Greenplum 3
Greenplum has just introduced version 3 of its eponymous data warehousing product, referring to it as the “first internet-scale database” at least in part because the company has a number of customers in this space, such as Skype and Comcast, though it also has a variety of others (it has around 40 in total) in other sectors.
Perhaps the most interesting thing is that Greenplum reports that it is competing for enterprise data warehousing (EDW) business as well as for analytic data marts and the company has enhanced its capabilities in this area with more workload optimisation (as well as other features) in this release.
However, what is really driving the success of Greenplum, to my mind, is its partnership with Sun and the use of the latter’s Thumper technology. Thumper was designed as a high performance computing platform that leverages streaming technology for taking data off disk and the combination with Greenplum is truly impressive. For example, using Thumper you can implement a 50Tb warehouse in a single rack, with all of the green implications that has for reduced footprint, reduced power and heating requirements and, of course, reduced costs. No wonder that half of Greenplum’s sales have been on Thumper platforms and that the company derives three quarters of its revenues from those sales. With the boot on the other foot, Greenplum is the biggest driver for sales of Thumper systems.
In fact, the Sun Data Warehouse Appliance is a pre-installed, pre-packaged implementation of both products (and Solaris) that is sold and supported by Sun. There are also joint marketing, sales and partner training efforts currently underway across Sun’s global field organisation.

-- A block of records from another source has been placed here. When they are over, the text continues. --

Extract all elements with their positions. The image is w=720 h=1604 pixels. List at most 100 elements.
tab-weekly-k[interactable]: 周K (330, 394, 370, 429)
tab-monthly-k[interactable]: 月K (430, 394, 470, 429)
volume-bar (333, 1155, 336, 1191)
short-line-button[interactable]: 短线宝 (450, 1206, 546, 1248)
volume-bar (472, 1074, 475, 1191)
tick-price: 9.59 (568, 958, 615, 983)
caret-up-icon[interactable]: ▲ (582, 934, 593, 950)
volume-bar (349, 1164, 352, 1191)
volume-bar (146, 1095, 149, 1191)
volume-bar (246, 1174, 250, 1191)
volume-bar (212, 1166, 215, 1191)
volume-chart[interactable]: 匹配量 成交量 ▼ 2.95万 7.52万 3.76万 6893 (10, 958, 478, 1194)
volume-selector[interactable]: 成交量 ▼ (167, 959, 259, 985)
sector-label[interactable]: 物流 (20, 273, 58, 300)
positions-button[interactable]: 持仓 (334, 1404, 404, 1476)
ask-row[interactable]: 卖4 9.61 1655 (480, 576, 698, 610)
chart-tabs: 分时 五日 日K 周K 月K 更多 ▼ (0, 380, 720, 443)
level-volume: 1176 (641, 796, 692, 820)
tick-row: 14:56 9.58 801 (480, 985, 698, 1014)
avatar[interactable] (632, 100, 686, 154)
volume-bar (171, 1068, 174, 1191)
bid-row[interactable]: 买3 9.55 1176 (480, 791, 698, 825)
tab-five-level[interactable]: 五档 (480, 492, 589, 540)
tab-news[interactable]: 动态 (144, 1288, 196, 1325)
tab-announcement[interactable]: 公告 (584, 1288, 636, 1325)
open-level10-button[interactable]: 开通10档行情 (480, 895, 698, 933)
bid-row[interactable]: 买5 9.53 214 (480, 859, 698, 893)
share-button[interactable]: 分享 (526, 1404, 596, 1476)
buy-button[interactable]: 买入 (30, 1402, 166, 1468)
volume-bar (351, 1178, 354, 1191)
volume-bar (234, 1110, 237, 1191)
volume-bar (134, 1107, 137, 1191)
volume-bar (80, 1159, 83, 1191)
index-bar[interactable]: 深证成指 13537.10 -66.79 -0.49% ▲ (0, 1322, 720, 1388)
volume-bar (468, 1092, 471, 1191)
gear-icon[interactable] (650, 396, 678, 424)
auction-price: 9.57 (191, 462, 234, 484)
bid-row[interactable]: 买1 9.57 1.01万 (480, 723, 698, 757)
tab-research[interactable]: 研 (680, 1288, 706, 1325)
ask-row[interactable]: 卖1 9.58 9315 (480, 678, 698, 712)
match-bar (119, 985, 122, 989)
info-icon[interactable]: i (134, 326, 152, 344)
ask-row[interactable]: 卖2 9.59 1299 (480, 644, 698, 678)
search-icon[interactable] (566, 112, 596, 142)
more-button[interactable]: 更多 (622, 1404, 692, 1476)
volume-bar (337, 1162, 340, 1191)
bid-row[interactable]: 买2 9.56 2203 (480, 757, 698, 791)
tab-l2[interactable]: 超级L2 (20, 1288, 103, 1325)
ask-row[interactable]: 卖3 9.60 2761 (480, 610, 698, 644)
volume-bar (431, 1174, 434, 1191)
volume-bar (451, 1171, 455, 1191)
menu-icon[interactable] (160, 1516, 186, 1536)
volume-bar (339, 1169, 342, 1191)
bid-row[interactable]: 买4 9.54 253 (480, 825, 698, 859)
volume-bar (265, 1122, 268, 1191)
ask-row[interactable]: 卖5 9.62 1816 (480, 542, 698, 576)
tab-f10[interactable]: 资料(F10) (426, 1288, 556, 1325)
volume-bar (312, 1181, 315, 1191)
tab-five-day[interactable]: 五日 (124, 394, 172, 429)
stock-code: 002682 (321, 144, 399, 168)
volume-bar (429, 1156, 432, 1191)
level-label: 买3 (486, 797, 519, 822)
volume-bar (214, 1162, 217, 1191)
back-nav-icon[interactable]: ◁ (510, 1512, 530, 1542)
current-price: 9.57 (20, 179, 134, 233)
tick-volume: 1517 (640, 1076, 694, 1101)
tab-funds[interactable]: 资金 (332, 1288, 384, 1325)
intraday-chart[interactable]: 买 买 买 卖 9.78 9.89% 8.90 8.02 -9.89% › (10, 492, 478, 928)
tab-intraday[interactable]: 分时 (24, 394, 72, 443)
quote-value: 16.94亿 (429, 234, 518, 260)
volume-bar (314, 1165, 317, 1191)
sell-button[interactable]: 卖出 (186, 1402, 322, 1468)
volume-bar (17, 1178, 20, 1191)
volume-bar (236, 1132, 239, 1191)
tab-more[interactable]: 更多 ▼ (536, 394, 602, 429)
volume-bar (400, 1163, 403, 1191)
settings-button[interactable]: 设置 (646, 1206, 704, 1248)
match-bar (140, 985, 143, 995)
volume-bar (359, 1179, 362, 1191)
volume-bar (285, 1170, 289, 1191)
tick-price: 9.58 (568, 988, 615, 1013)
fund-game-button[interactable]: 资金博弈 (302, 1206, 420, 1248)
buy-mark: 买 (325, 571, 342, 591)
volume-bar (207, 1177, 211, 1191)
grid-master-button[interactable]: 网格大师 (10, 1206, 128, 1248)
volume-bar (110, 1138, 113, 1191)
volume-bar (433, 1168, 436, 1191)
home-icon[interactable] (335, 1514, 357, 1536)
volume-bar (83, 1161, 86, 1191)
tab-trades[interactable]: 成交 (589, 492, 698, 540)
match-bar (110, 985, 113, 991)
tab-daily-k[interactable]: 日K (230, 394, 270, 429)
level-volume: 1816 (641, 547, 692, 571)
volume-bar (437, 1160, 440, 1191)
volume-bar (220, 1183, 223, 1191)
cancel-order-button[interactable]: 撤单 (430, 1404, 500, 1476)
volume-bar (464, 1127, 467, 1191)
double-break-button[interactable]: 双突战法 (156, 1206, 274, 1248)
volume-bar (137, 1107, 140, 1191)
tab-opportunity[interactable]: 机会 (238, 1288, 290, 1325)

On the technical front, Greenplum offers compression (just like more or less everybody else does nowadays), excellent parallel load rates, embedded analytics (in the latest release) with native support for relevant parallel functions such as those provided by SAS and (ditto) support for Bitmap indexing, in addition to the B-Tree, Hash and other methods that were already available. In addition, there is support for a variety of things such as Google’s MapReduce, SQL 2003 OLAP and multiple languages includes Python, Perl and R (which is an open source language). Further, in Greenplum 3 there is support for external data streams that allow queries to be executed against external data sources such as web pages, RSS feeds, web services, other databases and so on. This suggests a potential tie-up with CEP (complex event processing) vendors though this is not a market that the company is currently addressing.
At least in terms of the number of its users, I would put Greenplum in clear second place amongst the new data warehouse (appliance) vendors. One of the reasons for this is that the company decided early on to employ a sales person in Asia, where most of the other newer suppliers do not play: as a result it has gained a number of customers in that region. Conversely, the company has not been very active in Europe, where it currently has no presence. However, this will change and the company is already recruiting additional sales staff, one or more of whom will be located in Europe. Put this alongside Sun’s sales efforts and Greenplum looks like a success story that could run and run.